Дикарю не
оставалось ничего другого, кроме как сделать то, что от него
требовали.
Черный
шарик проскочил в желудок так, словно только этого и ждал. Живот
наполнился приятной теплотой, которую слегка разбавил глоток
живчика. Досчитав про себя до тридцати, он закинул внутрь красную
жемчужину и снова запил. После этого принялся прислушиваться к
своим ощущениям.
Живот
начало печь значительно сильнее. Он почувствовал, как стремительно
растет температура тела. Запылали уши и щеки, вспотели
ладони.
— Холод,
мне что-то стало вдруг очень жарко. Так и должно быть?
Знахарь
подошел к сидящему на полу Дикарю со спины и положил руки ему на
виски.
— Все
нормально, так и должно быть.
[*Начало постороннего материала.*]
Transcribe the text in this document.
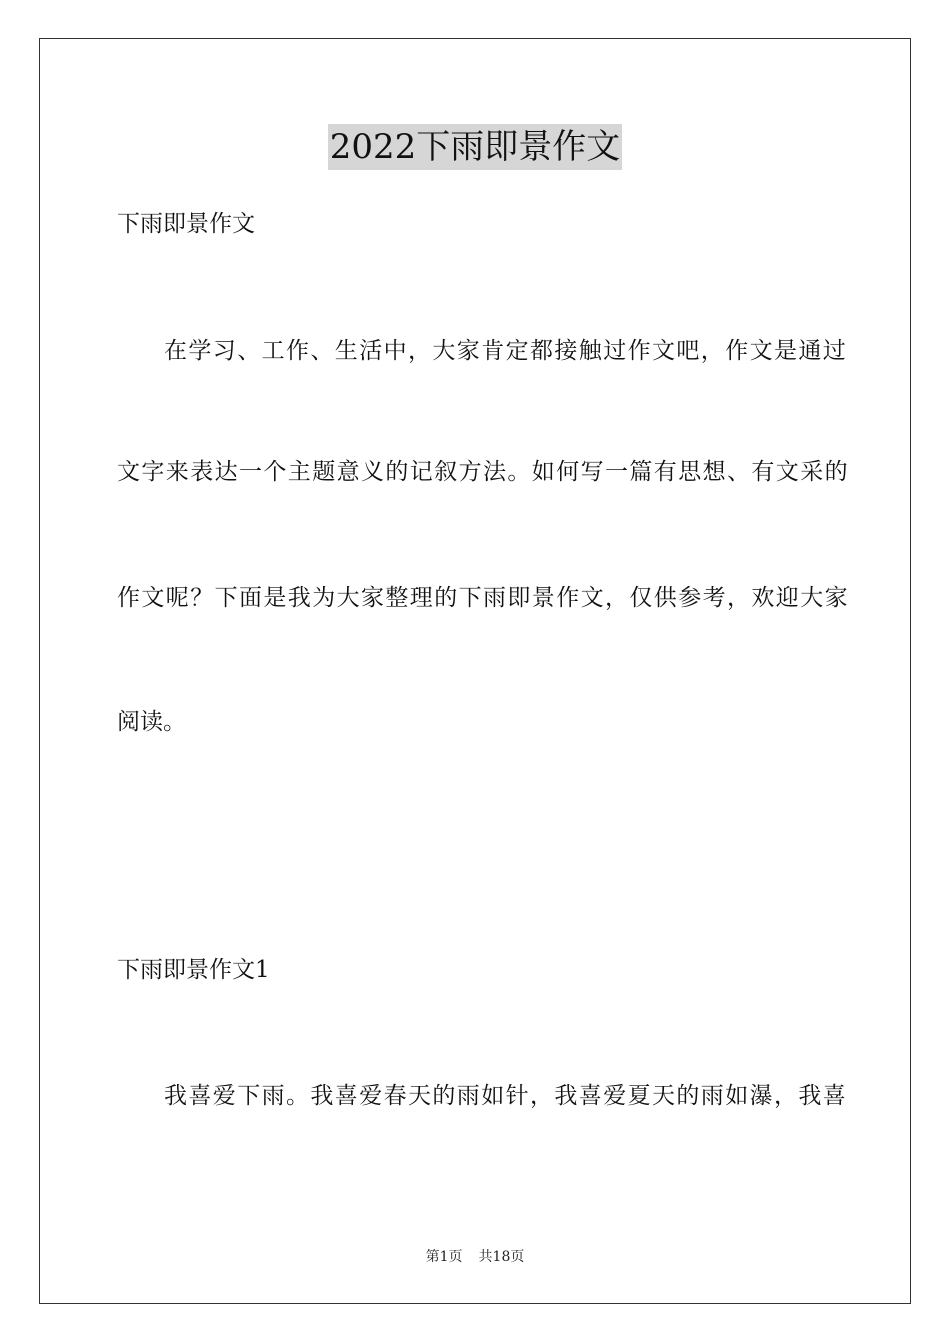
2022下雨即景作文
下雨即景作文
在学习、工作、生活中，大家肯定都接触过作文吧，作文是通过
文字来表达一个主题意义的记叙方法。如何写一篇有思想、有文采的
作文呢？下面是我为大家整理的下雨即景作文，仅供参考，欢迎大家
阅读。
下雨即景作文1
我喜爱下雨。我喜爱春天的雨如针，我喜爱夏天的雨如瀑，我喜
第1页 共18页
Сейчас будет больно, но ты постарайся
расслабиться и не кричать.
Тело
пронзила тысяча раскаленных штырей. Глазные яблоки закипели, мозг
стал давить на черепную коробку изнутри. Он задергался,
конвульсивно, мучительно, пытаясь вырваться из огненно-горячих рук,
что прожигали его голову насквозь. Горло сжал спазм, безмолвные
вопли раздирали глотку; все что ему оставалось — лишь мучительно
сипеть, считая секунды до конца этой пытки. Расслабиться, не
кричать? Да он чувствовал себя так, словно его прокручивают через
раскаленную добела мясорубку, причем ножи на ней стояли тупее
тульских валенок. Мышцы расщепило на составляющие, расслоило по
волокнам, кости разошлись по костным швам. Костный мозг
расплавился, став кипящим желе. Тело превратилось в бурлящую лаву.
А потом все вокруг заполнил невыносимо слепящий свет, выжигающий
без остатка. Когда свет погас, истерзанное болью сознание
смилостивилось над ним, он погрузился в темноту.
***
— Еда, Еда…
Едаааааа… ЕДА! ЕДА!
ЕДАЕДАЕДАЕДАЕДАААААААААААААААААААААА!!!
Ощущения были странными. Он словно
плыл в толще воды и все никак не мог добраться до поверхности; тело
плохо слушалось, сил не хватало, хотелось остановиться. Но он снова
и снова заставлял себя загребать тяжелую, словно ртуть, воду.
Казалось, что это длилось часы, дни, а может недели или даже
месяцы. Ощущение времени стерлось, исчезло, его здесь не
существовало. Только он и нескончаемая толща воды.
Но однажды он всплыл.
Извилистые трещины пересекали
штукатурку во всех направлениях так густо, что та отслаивалась
огромными кусками. Выглядело отвратно.
Сбоку светило солнце, чувствовалось
тепло. Он ощущал спокойствие, шевелиться не хотелось. Что он тут
делает? Как давно он здесь лежит? Он постарался вспомнить, но лишь
заработал головную боль — мозги негативно отреагировали на самую
минимальную активность, думать было физически больно.